O presidente Luiz Inácio Lula da Silva sinalizou a aliados e ministros que está encaminhando o acerto para que Fernando Haddad, atual Ministro da Fazenda, seja o candidato ao Governo de São Paulo nas eleições de 2026. Essa movimentação política busca consolidar um nome forte para liderar a disputa no maior colégio eleitoral do Brasil.
A decisão surge em meio a intensas articulações para o próximo ciclo eleitoral, com o objetivo de montar uma chapa competitiva e capaz de enfrentar cenários de forte polarização. A viagem recente de Lula e Haddad à Índia e à Coreia do Sul é vista como um momento estratégico para aprofundar o diálogo e convencer o ministro a aceitar o desafio.
Aliados de Haddad acreditam que o período no exterior serviu para diminuir sua resistência em retornar à disputa pelo Palácio dos Bandeirantes, onde foi derrotado em 2022. A leitura no entorno do governo é de que o presidente busca um nome com peso político para garantir um palanque robusto em São Paulo, estado crucial para o resultado nacional.
Conforme apuração divulgada, Lula considera Haddad a peça central para a estratégia eleitoral do campo governista no estado. A escolha se deve tanto à importância política de São Paulo quanto à necessidade de estruturar uma candidatura forte contra a atual gestão, num cenário onde a oposição tende a concentrar suas forças.
Haddad no centro da estratégia para São Paulo
Apesar da sinalização de Lula, Fernando Haddad vinha demonstrando reticência em aceitar o desafio de concorrer novamente ao governo paulista. A derrota em 2022 para Tarcísio de Freitas (Republicanos), somada ao ambiente de polarização e ao favoritismo atribuído ao atual governador em pesquisas, contribui para a cautela do ministro.
No entanto, a indicação de Lula a interlocutores sugere que o Planalto trabalha ativamente para transformar Haddad na âncora do projeto eleitoral em São Paulo. Isso implica em dar a ele a responsabilidade de liderar um palanque forte, com capacidade de articular alianças e sustentar uma campanha de densidade política.

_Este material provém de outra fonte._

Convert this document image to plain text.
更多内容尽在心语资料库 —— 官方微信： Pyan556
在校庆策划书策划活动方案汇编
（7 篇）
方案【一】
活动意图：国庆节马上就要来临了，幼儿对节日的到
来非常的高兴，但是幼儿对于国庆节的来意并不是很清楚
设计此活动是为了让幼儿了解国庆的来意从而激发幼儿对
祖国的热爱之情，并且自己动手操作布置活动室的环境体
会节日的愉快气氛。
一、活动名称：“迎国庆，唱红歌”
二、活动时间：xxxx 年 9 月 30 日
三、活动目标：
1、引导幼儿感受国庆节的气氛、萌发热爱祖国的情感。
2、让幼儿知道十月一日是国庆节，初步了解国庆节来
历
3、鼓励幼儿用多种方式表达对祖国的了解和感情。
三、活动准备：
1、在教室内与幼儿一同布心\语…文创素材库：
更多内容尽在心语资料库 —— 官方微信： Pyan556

Viagem internacional como palco de articulação
A presença de Haddad ao lado de Lula em compromissos internacionais recentes é interpretada como um movimento político relevante. Aliados do ministro apostam que a agenda externa, longe da pressão cotidiana de Brasília, ofereceu um ambiente propício para reduzir resistências e ampliar o diálogo sobre seu futuro político.
Tradicionalmente, viagens presidenciais não se limitam a agendas diplomáticas e econômicas. Elas também proporcionam tempo e espaço para alinhamentos internos e negociações importantes. No caso de Haddad, o cálculo seria o de usar a proximidade para consolidar um acordo em torno do projeto para São Paulo em 2026.
Articulações para o Senado com Simone Tebet e Marina Silva
Além da potencial candidatura de Haddad ao governo, o PT também está articulando um acordo para lançar as ministras Simone Tebet (MDB) e Marina Silva (Rede) como candidatas ao Senado por São Paulo. Há discussões sobre a possibilidade de ambas mudarem de partido, com o PSB sendo apontado como um destino viável.
Essa movimentação, se confirmada, teria implicações significativas na engenharia de alianças. Uma chapa majoritária com candidatura ao governo e nomes fortes ao Senado poderia ampliar o arco de apoios e fortalecer a disputa em duas frentes importantes: o executivo estadual e a bancada federal.
Um ponto sensível na candidatura de Simone Tebet é a necessidade de mudança de domicílio eleitoral, já que ela é de Mato Grosso do Sul. As regras eleitorais exigem residência no estado para concorrer, o que impõe um requisito burocrático e político a ser resolvido previamente.
O que está em jogo nas eleições de 2026 em São Paulo
A sinalização de Lula sobre Haddad e as articulações para o Senado indicam um esforço concentrado para montar uma frente política robusta em São Paulo. O estado detém uma parcela decisiva do eleitorado brasileiro e frequentemente funciona como um termômetro político nacional.
Ao encaminhar um nome para o governo e discutir candidaturas ao Senado, o campo governista busca antecipar dilemas comuns em períodos eleitorais, como a definição de lideranças, o equilíbrio de interesses partidários e a maximização da competitividade em um território politicamente disputado e nacionalizado.
Se o plano se concretizar, a disputa em São Paulo em 2026 promete ser uma das mais observadas do país, refletindo o peso do estado e o simbolismo do embate entre projetos políticos que se confrontam em nível nacional e projetam suas forças no cenário regional. A notícia foi antecipada pelo jornalista Mario Vitor Santos e publicada pelo portal Metrópoles.